De tweede fase begint bij de start van het tweede schooljaar (augustus 2017) en loopt tot en met nu. Het belangrijkste verschil met de vorige fase is dat het team verdubbelt naar zestien collega’s. Dit leidt ertoe dat de collega’s anders dan in fase 1 niet meer bij alles actief betrokken zijn. Steeds meer specialiseren docenten zich op een specifiek onderwerp, bijvoorbeeld door in een werkgroep te stappen. Lizette legt uit: “Omdat je nu meer gespecialiseerd bent, word je ook meer op je expertise aangesproken. Ik heb het met Babs bijvoorbeeld heel veel over zorg en Dalton, maar over andere dingen minder. Het is meer toegespitst”. Deze specialisatie leidt ertoe dat ook Babs niet overal meer voor wordt gevraagd. Collega’s weten elkaar te vinden op hun expertise, zoals blijkt uit dit citaat van Babs: “Ik weet van iedereen waar zij mee bezig zijn. Zorg bijvoorbeeld, komt heel erg uit de kwaliteiten die Lizette laat zien”. Bovendien staan er naast Babs en de pioniers van het eerste moment ook andere ‘cultuurdragers’ op. Babs vertelt: 

“Er zijn steeds meer cultuurdragers. In het begin hamerde ik meer op de visie, maar dat hoef ik nu minder te doen. Als er ineens een heel rigide geluid is, dan pikken andere mensen het ook op. Daardoor ben ik nu meer bezig met faciliteren. En ik toets nu ook meer of we nog met de goede dingen bezig zijn”.

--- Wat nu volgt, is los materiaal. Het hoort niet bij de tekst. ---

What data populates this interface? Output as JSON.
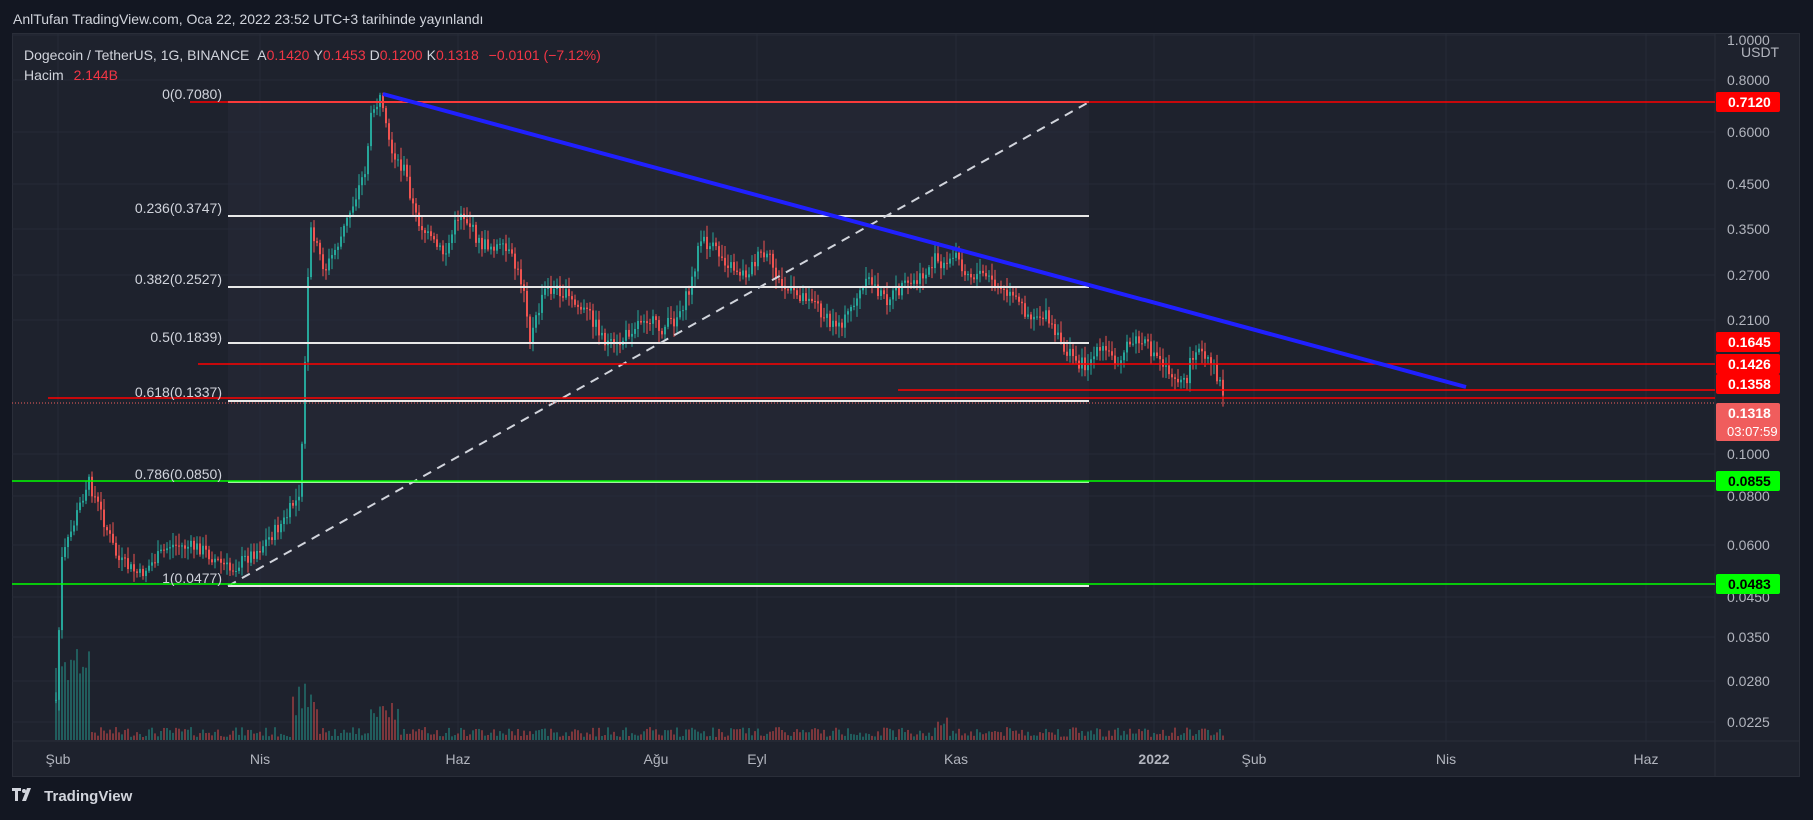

Sabine vult aan dat zij steeds vaker Marie en Laura (een andere collega) benadert met vragen over het organiseren van het onderwijs, omdat zij hebben laten zien daar goed in te zijn. Zo pakken anderen steeds vaker Babs’ rol op. 

Vraagstuk in fase 2

Een terugkerend vraagstuk in deze fase is gericht op de interne organisatie. Doordat er steeds nieuwe collega’s bijkomen, die het vernieuwingsproces niet vanaf het begin hebben meegemaakt, is het soms zoeken naar hoe je de eenheid bewaart. Bart vertelt bijvoorbeeld dat het voor nieuwe collega’s soms wennen is om te denken vanuit domeinen in plaats van hun eigen vakgebied: “Ons onderwijsconcept vraagt om samenspraak en overleg. En dat is een slag die veel nieuwe collega’s moeten maken”. Babs kiest er in dit soort situaties voor om niet vanuit haar positionele leiderschap ander gedrag af te dwingen bij collega’s. Dat is ook minder nodig omdat de groep zelf nieuwe collega’s helpt om zich de opvattingen van de school eigen te maken. Babs: 

“Ik heb bijna nooit gesprekken met mensen over dat zij dingen anders moeten doen. Mensen vertellen het elkaar. We hebben heel erg de cultuur van gezamenlijk leren. In plaats van dat de baas zegt dat je het niet goed doet”.

Reflectie

Net als in vrijwel alle portretten, herkennen we ook in het verhaal van Babs en haar collega’s twee fasen in het proces, met verschillende rollen voor Babs. In de eerste fase is ze meer in detail betrokken bij de ideeënvorming en in de tweede fase is ze meer op afstand en wordt ze voor specifieke vragen benadert. Een interessante ontwikkeling in Babs’ team is dat er docenten (in het bijzonder Marie en Laura) opstaan die een deel van Babs’ rol overnemen. Dit hebben we niet zo nadrukkelijk gezien bij de andere portretten, dus vragen we ons af:

Wat in de situatie van deze school maakt het mogelijk dat ook in de toepassingsfase leraren nadrukkelijk invloed uitoefenen? Welke rol speelt Babs’ individuele ontwikkeling daar mogelijk in? En welke andere factoren dragen daaraan bij?